Kaliforniya Üniversitesi San Francisco (UCSF) tarafından gerçekleştirilen ve JAMA Network Open dergisinde yayınlanan araştırma, sosyal medya kullanım süresinin artmasının çocuklarda depresyon belirtilerinde de aynı oranda bir artışa yol açtığını ortaya koydu.
Çalışma, depresif çocukların sosyal medya üzerinde daha fazla zaman geçirdiğine dair herhangi bir ters ilişkide bulunmadı.
ÇARPICI BULGULAR
Üç yıl süresince yürütülen bu araştırmada, çocukların günlük sosyal medya kullanım süreleri 7 dakikadan 73 dakikaya kadar yükseldi. Aynı dönemde depresyon belirtilerinin yüzde 35 oranında arttığı gözlemlendi.
Araştırmanın başyazarı Dr. Jason Nagata, “Sosyal medya, depresyona katkıda bulunuyor mu yoksa mevcut depresif belirtileri mi yansıtıyor, bu uzun süredir tartışılıyor. Bulgularımız, sosyal medyanın depresyon gelişimine katkıda bulunabileceğine dair önemli deliller sunuyor” şeklinde ifade etti.
Bu çalışma, çocukların zaman içerisindeki bireysel değişimlerini izleyen nadir araştırmalardan birini oluşturuyor.
Yaklaşık 12 bin çocuk, 9-10 yaşlarından 12-13 yaşlarına kadar takip edilmiş durumda.
NEDEN ETKİLİ OLDUĞU BELİRSİZ
Sosyal medyanın depresyon üzerindeki etkisinin nedenleri henüz tam anlamıyla anlaşılamamışken, önceki araştırmalar siber zorbalık ve uyku bozuklukları gibi faktörlerin risk oluşturabileceğini gösteriyor.
Nagata ve ekibi, aynı katılımcı grubunu incelediği başka bir çalışmada, 11-12 yaşındaki çocukların siber zorbalığa maruz kalmaları durumunda bir yıl içinde intihar düşüncesi veya girişimleri riskinin 2,6 kat arttığını tespit etti.

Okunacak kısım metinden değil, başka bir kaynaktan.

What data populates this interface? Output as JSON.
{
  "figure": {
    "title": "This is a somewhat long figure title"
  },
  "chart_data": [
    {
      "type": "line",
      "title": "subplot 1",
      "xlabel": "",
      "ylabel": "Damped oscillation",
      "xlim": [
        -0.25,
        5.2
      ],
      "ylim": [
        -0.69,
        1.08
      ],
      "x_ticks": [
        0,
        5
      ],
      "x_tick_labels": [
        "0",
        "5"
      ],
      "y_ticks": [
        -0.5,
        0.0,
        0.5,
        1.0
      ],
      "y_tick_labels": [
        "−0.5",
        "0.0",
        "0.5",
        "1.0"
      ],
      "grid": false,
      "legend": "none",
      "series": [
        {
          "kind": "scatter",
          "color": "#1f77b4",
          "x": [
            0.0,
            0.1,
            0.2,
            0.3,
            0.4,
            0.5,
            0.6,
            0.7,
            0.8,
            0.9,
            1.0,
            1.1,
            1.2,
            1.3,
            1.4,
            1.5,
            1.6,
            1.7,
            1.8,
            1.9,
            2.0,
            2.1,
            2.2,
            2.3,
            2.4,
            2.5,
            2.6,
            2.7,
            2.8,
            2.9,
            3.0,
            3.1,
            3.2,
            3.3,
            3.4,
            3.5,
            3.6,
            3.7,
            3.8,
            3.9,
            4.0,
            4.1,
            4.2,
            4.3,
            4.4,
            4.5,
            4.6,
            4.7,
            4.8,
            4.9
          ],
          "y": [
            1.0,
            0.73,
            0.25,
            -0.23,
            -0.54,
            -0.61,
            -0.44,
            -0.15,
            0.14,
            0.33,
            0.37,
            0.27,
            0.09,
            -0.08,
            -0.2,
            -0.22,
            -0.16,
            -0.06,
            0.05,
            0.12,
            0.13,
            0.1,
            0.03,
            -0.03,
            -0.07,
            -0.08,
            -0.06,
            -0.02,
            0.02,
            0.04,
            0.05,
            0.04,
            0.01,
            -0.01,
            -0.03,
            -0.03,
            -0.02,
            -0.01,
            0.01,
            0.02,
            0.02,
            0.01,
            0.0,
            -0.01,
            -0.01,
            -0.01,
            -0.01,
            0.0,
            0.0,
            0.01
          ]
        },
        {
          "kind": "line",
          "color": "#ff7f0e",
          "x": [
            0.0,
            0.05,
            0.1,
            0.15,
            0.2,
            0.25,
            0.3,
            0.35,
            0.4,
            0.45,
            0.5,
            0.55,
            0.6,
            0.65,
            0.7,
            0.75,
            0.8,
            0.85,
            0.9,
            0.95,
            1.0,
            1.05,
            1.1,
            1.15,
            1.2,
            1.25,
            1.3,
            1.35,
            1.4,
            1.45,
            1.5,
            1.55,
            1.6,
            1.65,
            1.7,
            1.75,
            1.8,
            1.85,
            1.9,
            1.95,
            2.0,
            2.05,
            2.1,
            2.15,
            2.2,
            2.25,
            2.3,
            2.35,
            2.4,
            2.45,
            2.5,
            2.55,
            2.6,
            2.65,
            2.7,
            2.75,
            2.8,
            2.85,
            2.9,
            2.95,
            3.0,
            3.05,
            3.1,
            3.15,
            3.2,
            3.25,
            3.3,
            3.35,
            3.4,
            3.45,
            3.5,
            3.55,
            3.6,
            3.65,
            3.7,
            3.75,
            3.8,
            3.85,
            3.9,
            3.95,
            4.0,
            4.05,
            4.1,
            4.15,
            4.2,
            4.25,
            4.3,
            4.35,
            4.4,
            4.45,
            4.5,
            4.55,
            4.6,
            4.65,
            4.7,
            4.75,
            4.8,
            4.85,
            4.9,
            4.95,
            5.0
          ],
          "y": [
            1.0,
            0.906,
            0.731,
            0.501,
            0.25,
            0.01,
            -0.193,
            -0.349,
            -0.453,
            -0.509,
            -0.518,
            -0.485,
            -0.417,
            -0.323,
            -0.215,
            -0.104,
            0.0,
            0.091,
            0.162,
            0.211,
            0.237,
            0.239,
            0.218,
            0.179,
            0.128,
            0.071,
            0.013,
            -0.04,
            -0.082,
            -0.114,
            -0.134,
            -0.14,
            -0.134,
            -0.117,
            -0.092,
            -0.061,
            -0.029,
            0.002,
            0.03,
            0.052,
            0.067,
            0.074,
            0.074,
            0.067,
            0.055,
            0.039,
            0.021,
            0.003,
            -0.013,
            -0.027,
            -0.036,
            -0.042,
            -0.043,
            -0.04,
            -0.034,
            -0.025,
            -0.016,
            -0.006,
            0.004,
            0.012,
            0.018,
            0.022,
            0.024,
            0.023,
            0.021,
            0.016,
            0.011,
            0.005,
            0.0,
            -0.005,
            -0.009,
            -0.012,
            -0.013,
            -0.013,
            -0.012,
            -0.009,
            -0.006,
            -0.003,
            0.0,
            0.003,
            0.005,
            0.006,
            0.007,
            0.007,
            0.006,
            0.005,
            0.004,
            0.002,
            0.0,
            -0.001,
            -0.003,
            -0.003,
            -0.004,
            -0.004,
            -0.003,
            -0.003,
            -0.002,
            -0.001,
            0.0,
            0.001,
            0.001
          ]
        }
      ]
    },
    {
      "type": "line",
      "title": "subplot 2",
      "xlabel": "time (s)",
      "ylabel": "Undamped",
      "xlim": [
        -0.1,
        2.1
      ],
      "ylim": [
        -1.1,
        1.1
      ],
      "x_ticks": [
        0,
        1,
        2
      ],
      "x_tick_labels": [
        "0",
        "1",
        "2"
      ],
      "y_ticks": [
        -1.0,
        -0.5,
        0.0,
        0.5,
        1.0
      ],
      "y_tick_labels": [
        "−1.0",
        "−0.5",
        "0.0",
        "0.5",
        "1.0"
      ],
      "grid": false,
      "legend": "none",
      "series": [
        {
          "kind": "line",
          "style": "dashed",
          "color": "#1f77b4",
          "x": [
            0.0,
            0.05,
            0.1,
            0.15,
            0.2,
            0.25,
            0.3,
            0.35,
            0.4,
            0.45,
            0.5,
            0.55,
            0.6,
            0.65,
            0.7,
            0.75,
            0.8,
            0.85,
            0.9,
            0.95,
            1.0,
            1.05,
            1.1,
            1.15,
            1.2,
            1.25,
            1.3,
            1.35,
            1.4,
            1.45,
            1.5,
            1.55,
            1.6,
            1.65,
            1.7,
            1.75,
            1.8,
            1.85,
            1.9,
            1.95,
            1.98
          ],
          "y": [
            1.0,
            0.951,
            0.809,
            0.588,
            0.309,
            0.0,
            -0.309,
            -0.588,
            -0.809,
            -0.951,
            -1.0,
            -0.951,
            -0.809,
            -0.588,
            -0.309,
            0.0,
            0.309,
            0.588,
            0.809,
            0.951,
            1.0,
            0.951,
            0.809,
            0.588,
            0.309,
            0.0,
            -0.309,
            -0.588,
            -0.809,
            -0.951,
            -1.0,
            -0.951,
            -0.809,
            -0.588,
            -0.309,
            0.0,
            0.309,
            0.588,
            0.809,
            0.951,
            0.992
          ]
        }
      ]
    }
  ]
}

Bu çocukların madde kullanımına yönelme olasılıklarının da daha yüksek olduğu sonucuna ulaşıldı:
Uyuşturucu kullanma riski 4,65 kat,
Nikotin kullanma riski 3,37 kat,
Alkol kullanma riski ise 1,92 kat artış gösterdi.
ÇOCUKLAR İÇİN ZORUNLULUK
Araştırmacılar, çocukların sosyal medya kullanımı konusunda karmaşık bir denge içerisinde bulunduklarını belirtiyor.
Sosyal medyanın artan depresyon ve riskli davranışlarla ilişkisi bir yandan devam ederken, diğer yandan bu platformların çocukların arkadaşlarıyla iletişim kurmaları açısından önemli bir alan oluşturduğu vurgulanıyor.
Bu dengeyi sağlamak amacıyla Amerikan Pediatri Akademisi, ailelere Aile Medya Planı gibi araçları kullanarak daha sağlıklı dijital alışkanlıklar geliştirmeyi öneriyor.
Dr. Nagata, “Bir baba olarak şunu biliyorum ki, çocuklara yalnızca ‘telefonunu bırak’ demek etkili olmuyor. Ebeveynler, açık ve yargılayıcı olmayan bir iletişim kurarak örnek olmalılar. Yemek saatleri veya uyumadan önce tüm aile için ekran kullanımına bir mola vermek, sağlıklı dijital alışkanlıklar geliştirmeye katkı sağlayabilir.” şeklinde konuştu.